Jakarta, CNN Indonesia --
Direktur Gempa Bumi dan Tsunami BMKG Wijayanto berharap fenomena tanah bergerak (likuefaksi) tidak terjadi pascagempa berkekuatan magnitudo 6,7 di Kota Palu, Sulawesi Tengah.
"Terkait dengan risiko likuefaksi ya, jadi kita tahu bersama bahwa pada tahun 2018 itu ada gempa sangat dahsyat di Palu dengan magnitudo 7,5, itu kan ada beberapa wilayah berpotensi likuefaksi ya, tapi tentunya dengan gempa yang saat ini 6,7 itu bisa saja kemungkinan terjadi likuefaksi tapi likuefaksi tidak terjadi di semua wilayah ya," ujar Wijayanto dalam konferensi pers di Kantor BMKG, Jakarta, Selasa (16/6).

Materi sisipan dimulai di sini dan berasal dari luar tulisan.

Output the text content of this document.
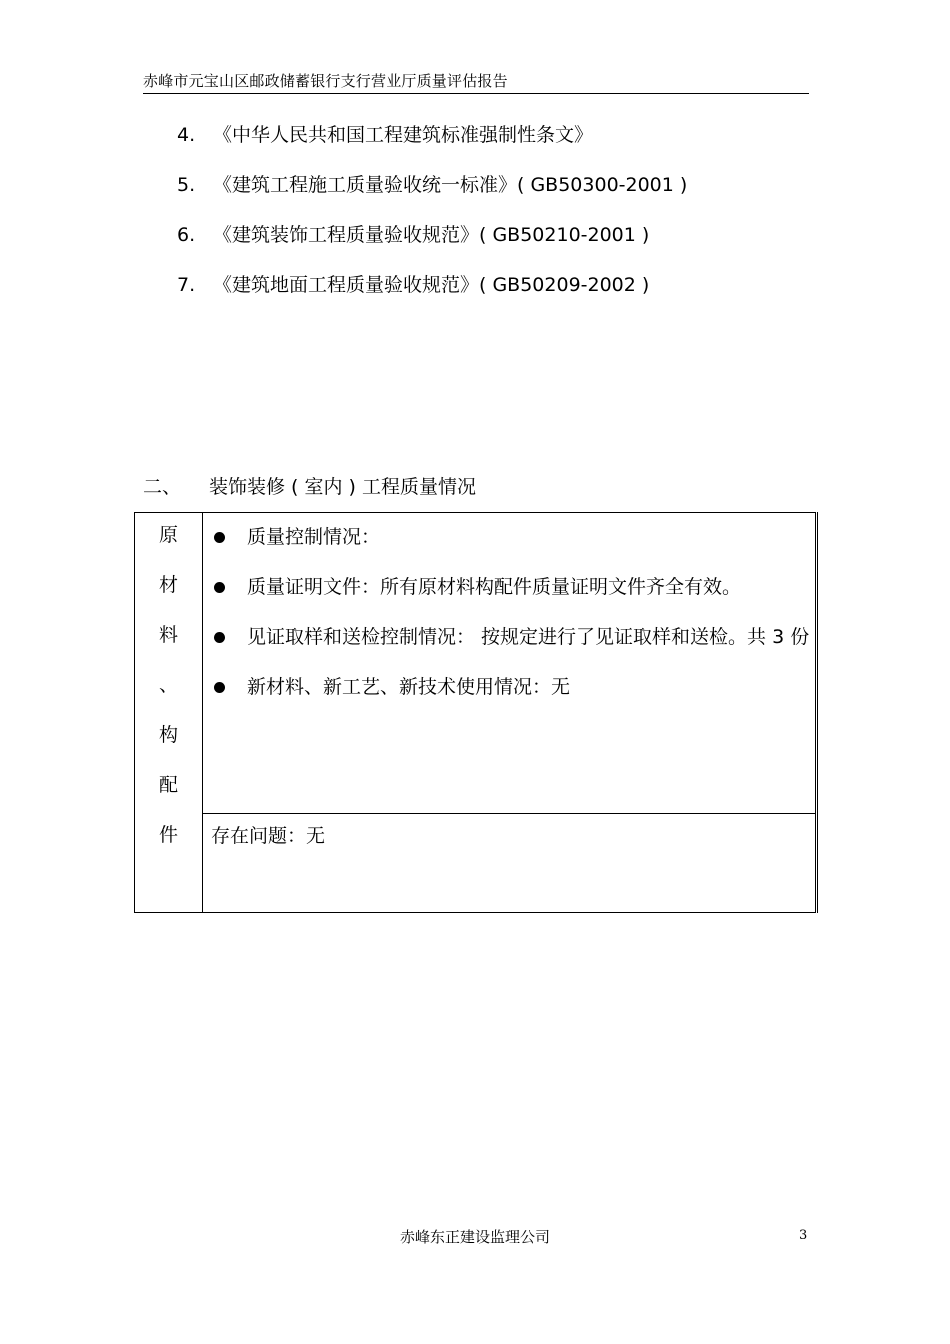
赤峰市元宝山区邮政储蓄银行支行营业厅质量评估报告
4. 《中华人民共和国工程建筑标准强制性条文》
5. 《建筑工程施工质量验收统一标准》( GB50300-2001 )
6. 《建筑装饰工程质量验收规范》( GB50210-2001 )
7. 《建筑地面工程质量验收规范》( GB50209-2002 )
二、 装饰装修 ( 室内 ) 工程质量情况
原
材
料
、
构
配
件

质量控制情况：
质量证明文件：所有原材料构配件质量证明文件齐全有效。
见证取样和送检控制情况： 按规定进行了见证取样和送检。共 3 份
新材料、新工艺、新技术使用情况：无

存在问题：无
赤峰东正建设监理公司	3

"Hanya wilayah-wilayah tertentu di mana wilayah itu yang daerah yang berpasir, terus ada potensi air naik dan seterusnya. Utamanya di situ. Tapi, tentunya kita berharap untuk gempa yang 6,7 ini misalkan yang terjadi likuefaksi juga harapannya tidak signifikan seperti yang 7,5 ya," imbuhnya.
ADVERTISEMENT
SCROLL TO CONTINUE WITH CONTENT
Wijayanto menyatakan hingga saat ini pihaknya belum menerima informasi terkait dengan likuefaksi.
"Sampai saat ini kita juga belum menerima informasi langsung," katanya.
Gempa yang terjadi di Palu hari ini disebut menimbulkan dampak kerusakan dengan kategori sedang.
Kantor Bupati Sigi hingga Universitas Tadulako mengalami kerusakan.
"Berdasarkan informasi yang kami terima, baik itu dari UPT BMKG yang di wilayah tersebut ataupun dari BPBD (Badan Penanggulangan Bencana Daerah), saat ini yang sudah kami terima adalah ada kerusakan kategori sedang di tiga wilayah," ujar Direktur Seismologi Teknik, Geofisika Potensial, dan Tanda Waktu BMKG Teguh Rahayu.
"Yaitu kantor Bupati Kabupaten Sigi, kemudian rumah warga ada di Kabupaten Parigi Moutong, kemudian ada lima rumah warga juga," lanjutnya.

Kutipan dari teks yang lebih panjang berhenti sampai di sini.